The Firecrest is probably one of my favourite birds. Its minute size compensated by its stunning markings and colours and its restless energy.
Bush Wood is almost like a patch within a patch for me. The wood is right on my doorstep; it is the first part of the patch that I come to and it is where I have spent the greatest amount time, both birding and surveying. It is also relatively ‘under-worked’ by the other Wanstead Birders (for a variety of reasons I expect, including the fact that it isn’t exactly famous for producing rarities).

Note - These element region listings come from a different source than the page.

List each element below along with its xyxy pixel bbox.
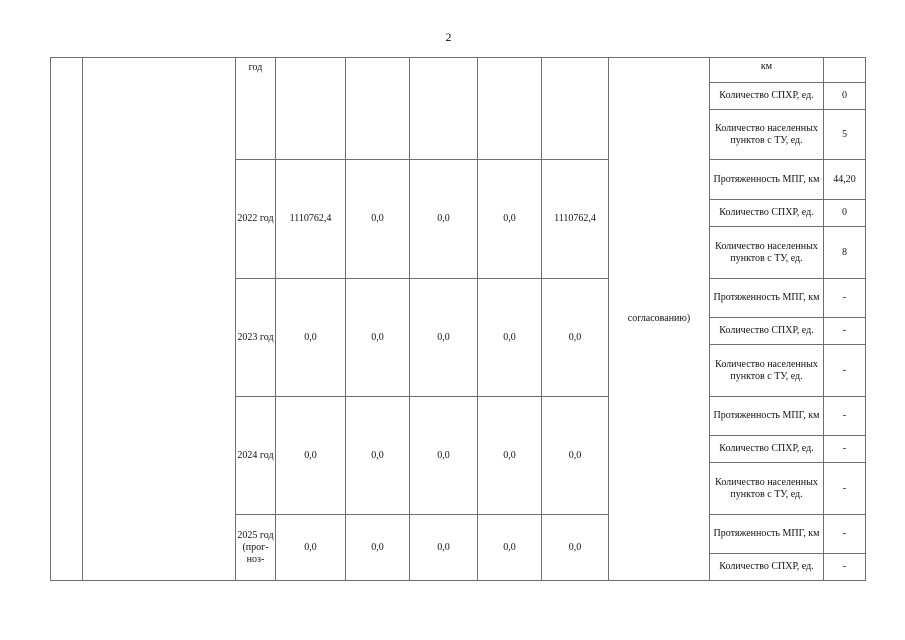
indicator-name-cell: Протяженность МПГ, км	[710, 160, 824, 200]
amount-local-cell: 0,0	[478, 160, 542, 279]
amount-regional-cell: 0,0	[410, 279, 478, 397]
indicator-value-cell: -	[824, 463, 866, 515]
amount-total-cell: 0,0	[276, 515, 346, 581]
indicator-name-cell: Протяженность МПГ, км	[710, 515, 824, 554]
year-cell: 2024 год	[236, 397, 276, 515]
indicator-value-cell: -	[824, 318, 866, 345]
indicator-name-cell: Количество СПХР, ед.	[710, 200, 824, 227]
number-cell	[51, 58, 83, 581]
amount-regional-cell	[410, 58, 478, 160]
indicator-value-cell: -	[824, 345, 866, 397]
indicator-value-cell: -	[824, 515, 866, 554]
program-table	[50, 57, 866, 581]
indicator-name-cell: Количество СПХР, ед.	[710, 554, 824, 581]
year-cell: 2022 год	[236, 160, 276, 279]
table-row	[51, 58, 866, 83]
amount-extra-cell: 0,0	[542, 279, 609, 397]
indicator-name-cell: Количество населенных пунктов с ТУ, ед.	[710, 463, 824, 515]
amount-federal-cell: 0,0	[346, 160, 410, 279]
measure-name-cell	[83, 58, 236, 581]
amount-regional-cell: 0,0	[410, 160, 478, 279]
indicator-value-cell: 0	[824, 200, 866, 227]
amount-extra-cell: 1110762,4	[542, 160, 609, 279]
amount-federal-cell: 0,0	[346, 397, 410, 515]
indicator-name-cell: Количество населенных пунктов с ТУ, ед.	[710, 227, 824, 279]
indicator-name-cell: Количество населенных пунктов с ТУ, ед.	[710, 110, 824, 160]
indicator-value-cell: -	[824, 554, 866, 581]
indicator-value-cell: 8	[824, 227, 866, 279]
amount-local-cell: 0,0	[478, 279, 542, 397]
indicator-value-cell: 5	[824, 110, 866, 160]
indicator-value-cell	[824, 58, 866, 83]
amount-local-cell: 0,0	[478, 515, 542, 581]
amount-total-cell: 0,0	[276, 279, 346, 397]
indicator-value-cell: -	[824, 397, 866, 436]
executor-cell: согласованию)	[609, 58, 710, 581]
page-number: 2	[445, 30, 452, 44]
amount-extra-cell: 0,0	[542, 397, 609, 515]
indicator-value-cell: 0	[824, 83, 866, 110]
indicator-name-cell: Протяженность МПГ, км	[710, 397, 824, 436]
amount-regional-cell: 0,0	[410, 515, 478, 581]
indicator-value-cell: 44,20	[824, 160, 866, 200]
year-cell: 2025 год (прог- ноз-	[236, 515, 276, 581]
indicator-name-cell: Количество СПХР, ед.	[710, 436, 824, 463]
amount-extra-cell: 0,0	[542, 515, 609, 581]
indicator-name-cell: км	[710, 58, 824, 83]
amount-regional-cell: 0,0	[410, 397, 478, 515]
amount-total-cell: 1110762,4	[276, 160, 346, 279]
indicator-name-cell: Количество СПХР, ед.	[710, 318, 824, 345]
amount-local-cell: 0,0	[478, 397, 542, 515]
amount-federal-cell	[346, 58, 410, 160]
indicator-name-cell: Количество населенных пунктов с ТУ, ед.	[710, 345, 824, 397]
amount-extra-cell	[542, 58, 609, 160]
year-cell: 2023 год	[236, 279, 276, 397]
indicator-value-cell: -	[824, 436, 866, 463]
indicator-value-cell: -	[824, 279, 866, 318]
amount-total-cell: 0,0	[276, 397, 346, 515]
amount-total-cell	[276, 58, 346, 160]
amount-local-cell	[478, 58, 542, 160]
amount-federal-cell: 0,0	[346, 515, 410, 581]
indicator-name-cell: Протяженность МПГ, км	[710, 279, 824, 318]
indicator-name-cell: Количество СПХР, ед.	[710, 83, 824, 110]
amount-federal-cell: 0,0	[346, 279, 410, 397]
year-cell: год	[236, 58, 276, 160]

So, one of my patch-ambitions this year has been to find a Firecrest in Bush Wood. It is believed they may have bred there in the past, but they now seem largely to be winter visitors – almost certainly migrants from the frozen North of Europe. As Goldcrest numbers have swelled this Autumn, I have been picking through each one in Bush Wood willing gold to turn into fire, almost like some next-level alchemy.

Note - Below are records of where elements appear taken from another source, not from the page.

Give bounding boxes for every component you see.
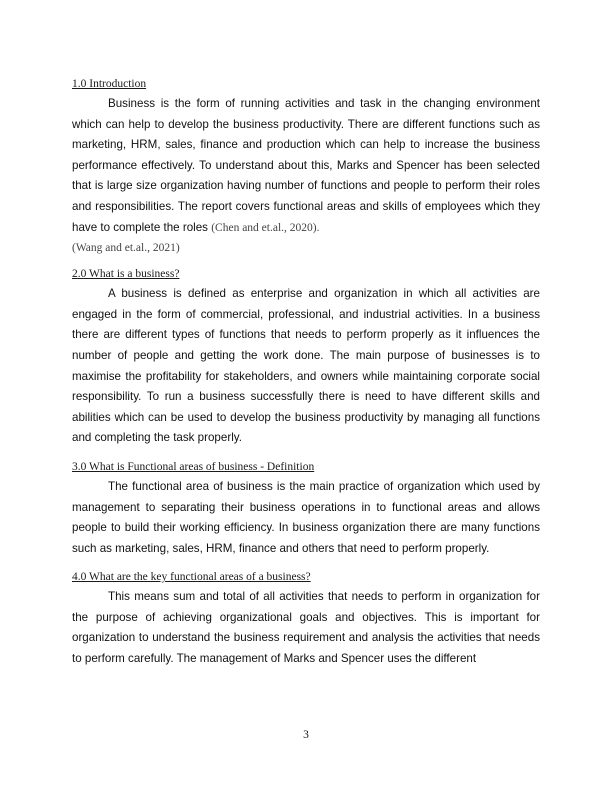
spacer bbox=[72, 256, 540, 266]
section-heading-functional-areas-definition: 3.0 What is Functional areas of business - Definition bbox=[72, 460, 315, 473]
spacer bbox=[72, 449, 540, 459]
section-paragraph-introduction bbox=[72, 94, 540, 238]
page-number: 3 bbox=[303, 729, 309, 741]
spacer bbox=[72, 559, 540, 569]
section-paragraph-what-is-business: A business is defined as enterprise and organization in which all activities are engaged in the form of commercial, professional, and industrial activities. In a business there are different types of functions that needs to perform properly as it influences the number of people and getting the work done. The main purpose of businesses is to maximise the profitability for stakeholders, and owners while maintaining corporate social responsibility. To run a business successfully there is need to have different skills and abilities which can be used to develop the business productivity by managing all functions and completing the task properly. bbox=[72, 287, 540, 445]
section-paragraph-key-functional-areas: This means sum and total of all activities that needs to perform in organization for the purpose of achieving organizational goals and objectives. This is important for organization to understand the business requirement and analysis the activities that needs to perform carefully. The management of Marks and Spencer uses the different bbox=[72, 590, 540, 666]
section-paragraph-functional-areas-definition: The functional area of business is the main practice of organization which used by management to separating their business operations in to functional areas and allows people to build their working efficiency. In business organization there are many functions such as marketing, sales, HRM, finance and others that need to perform properly. bbox=[72, 479, 540, 555]
section-heading-key-functional-areas: 4.0 What are the key functional areas of a business? bbox=[72, 571, 311, 584]
inline-citation: (Chen and et.al., 2020). bbox=[211, 221, 320, 234]
section-heading-what-is-business: 2.0 What is a business? bbox=[72, 268, 180, 281]
paragraph-text: Business is the form of running activities and task in the changing environment which can help to develop the business productivity. There are different functions such as marketing, HRM, sales, finance and production which can help to increase the business performance effectively. To understand about this, Marks and Spencer has been selected that is large size organization having number of functions and people to perform their roles and responsibilities. The report covers functional areas and skills of employees which they have to complete the roles bbox=[72, 97, 540, 234]
section-heading-introduction: 1.0 Introduction bbox=[72, 78, 147, 90]
citation-line: (Wang and et.al., 2021) bbox=[72, 242, 180, 255]
page-content bbox=[72, 76, 540, 670]
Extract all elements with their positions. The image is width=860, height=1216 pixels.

So imagine my mix of delight and disappointment, two weeks ago precisely, when I received a text from Jono (the original ‘Wanstead Birder’) saying he had found one (actually two) in Bush Wood (chronicled with his usual wit, here). I was in bed battling heroically with a particularly life-threatening bout of man-flu (I have still to shake the cough two weeks later). My emotions and thought-processes spanned through a range of: “Amazing news!”; “Oh God! I’m too poorly to go out and twitch it”; and, “Why wasn’t it ME finding it dag nammit!”
I dutifully wrapped up so much I could barely bend my joints and waddled out snivelling to search for it. Jono had sent across really quite excellent directions to find this particularly colourful needle in in a haystack, which included a photo of a nearby tree he had cunningly adorned to flag the location (see bottom of blog-post).
I found the secret tree – some way off the beaten track – and stood and wandered about, watching, listening, attempting to pish (Nick told me today that my Firecrest whistle sounded more like a Dunnock which was … lovely of him), and playing a tape of actual Firecrest calls (which do not sound like Dunnock), all whilst sniffing, sneezing, and coughing. After about 30 minutes of not even seeing a Goldcrest, I went home disappointed.
The following weekend, I felt even worse, so I stayed in bed. This weekend I was determined to discover my Firecrest. But I was distracted. Tony had seen the 1st winter Caspian Gull which has been pondered over, definitively identified, and has been seen on and off for a week or two on the patch (assuming it is one and the same bird). Being that is a much rarer visitor than a Firecrest, I couldn’t ignore it, so I walked around a lot of the patch studying every gull I came across (that is many hundred today). It seems to have flown – hopefully just temporarily – and so I dipped it.
I met up with Nick and we walked to Long Wood where he had recently seen and photographed a pair of Firecrest. Nick played Firecrest song and calls as we walked along and we eventually reached the bushes where he had seen them. A few metres further and Nick stopped. I looked where he was looking and saw a red dot in the bush. Literally just a blazing orangey-red dot, but I knew what it was.
The male above would relax and tense its burning crown, so that sometimes it was as red as a stop-light and other times yellow and orange:
But it was joined by a second, possibly a female (albeit there are probably fewer females in the UK compared to males – due, I expect, to the need for males to be closer to breeding grounds so they can secure better territories quickly):
These photos are not the best, but I am pleased with them as Firecrest never stay still and are damned hard to pin down.
Later on, I left Nick and walked in the rain back to Bush Wood. I had a map in my head of where I was going to walk to maximise my chances of finding fire, and it began with Jono’s secret tree:
In fact, my search also ended with Jono’s tree. After studying the holly all around me, and listening hard, I brought out my phone and played Firecrest calls. Nothing. I then resorted to playing Firecrest song – not something I particularly enjoy doing in December. After a few seconds, high up over the holly sailed a dart of orange and green straight towards me. When it saw me it turned sharply down and to the side and swung deep into the holly. I watched the Firecrest, another male, flit through the branches until it disappeared deep into the bush, I heard it call a few times more but then like the smoke that follows fire, it faded and disappeared. My first self-found Firecrest in Bush Wood, on the patch, and in London. It didn’t stay still or visible long enough to capture in pixels, but it confirms to me what others already knew, that we have more than one pair of Firecrests on the patch.
My 98th species on the patch this year, but so much more. I had discovered fire in my wood.